Victory has faces. Minimum victory: Full documentation enters the permanent record, creating evidence for future accountability and prevention. Moderate victory: Design modifications reduce harm, mitigation addresses damage, and public process governs remaining work. Maximum victory: the Project halts, redesign respects history, and those responsible face consequences. Transformative victory: New legislation closes loopholes, preservation becomes politically sacred, and citizens discover their power. Any victory beats surrender. Every victory builds toward the next. The measure is not whether we restore every stone but whether we establish that stones cannot be removed without permission.

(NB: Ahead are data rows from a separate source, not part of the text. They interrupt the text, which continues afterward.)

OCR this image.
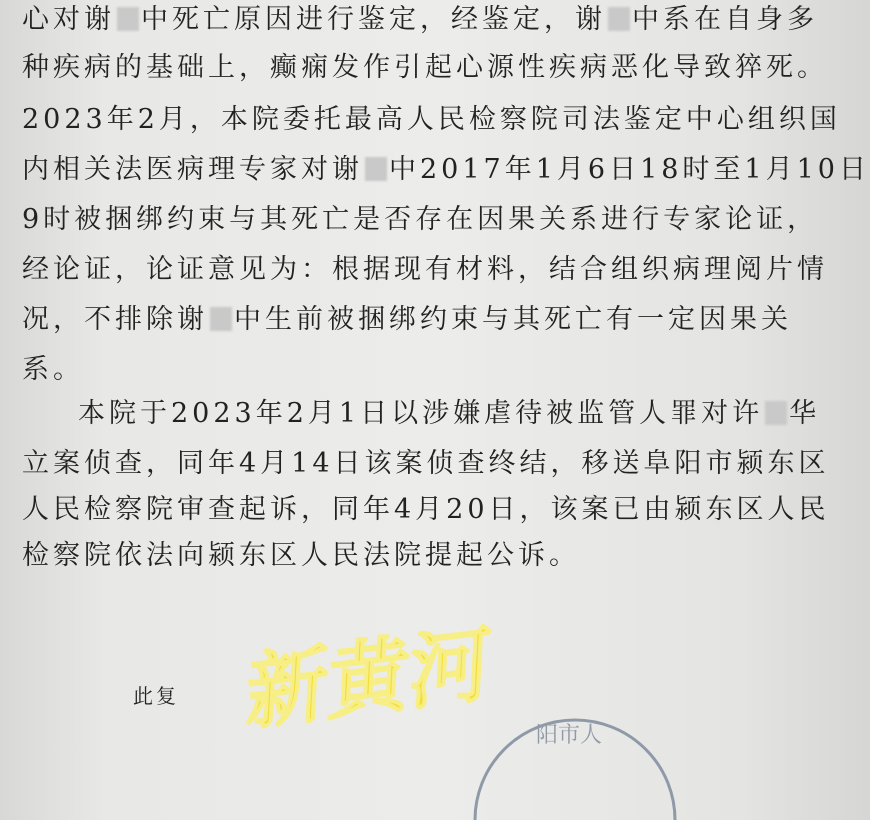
心对谢 中死亡原因进行鉴定，经鉴定，谢 中系在自身多
种疾病的基础上，癫痫发作引起心源性疾病恶化导致猝死。
2023年2月，本院委托最高人民检察院司法鉴定中心组织国
内相关法医病理专家对谢 中2017年1月6日18时至1月10日
9时被捆绑约束与其死亡是否存在因果关系进行专家论证，
经论证，论证意见为：根据现有材料，结合组织病理阅片情
况，不排除谢 中生前被捆绑约束与其死亡有一定因果关
系。
本院于2023年2月1日以涉嫌虐待被监管人罪对许 华
立案侦查，同年4月14日该案侦查终结，移送阜阳市颍东区
人民检察院审查起诉，同年4月20日，该案已由颍东区人民
检察院依法向颍东区人民法院提起公诉。
此复 新黄河 阳市人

This is how disasters become democratic gains. The house at 1600 Pennsylvania Avenue belongs to the people, not to any temporary occupant. Memory is the mortgage we have never missed, the deed we will never surrender. When dawn brought rubble where history stood, it also brought clarity: A republic that allows process to be optional will soon find democracy optional too. We answer not with violence or vandalism but with the tools democracy provides: transparency that embarrasses, law that constrains, costs that accumulate, and politics that punish. Each violation documented today becomes evidence tomorrow. Each dollar spent on lawyers becomes unavailable for luxuries. Each day delayed is a day democracy wins.
Frederick Douglass knew that "power concedes nothing without a demand." We make that demand through every channel democracy provides. Let those who gamble with our inheritance learn what Echo Park Dam taught, what Storm King Mountain proved, what Keystone XL demonstrated: that citizens armed with facts and law and time can stop anything, that money fears exposure more than regulation, that even presidents must eventually answer to process. The reckoning follows, patient as gravity, certain as memory. Step by careful step, document by document, hearing by hearing, until democracy's antibodies overwhelm this infection. Until those who thought they could build on rubble discover they have built on sand. Until the next demolition crew thinks twice, thinks three times, and thinks better.
John Philpot Curran understood that "the condition upon which God hath given liberty to man is eternal vigilance." That vigilance begins here, with this violation, with this response. Restore sequence. Restore sunlight. Restore the understanding that in a republic, the people's house requires the people's permission. Not for aesthetics. Not for nostalgia. For the principle that process precedes power, that memory matters more than monuments, that democracy's true foundation lies not in buildings but in boundaries that even presidents cannot cross. This is how we turn catastrophe into catalyst. This is how the resistance remembers how to resist. This is how democracy proves it deserves to survive.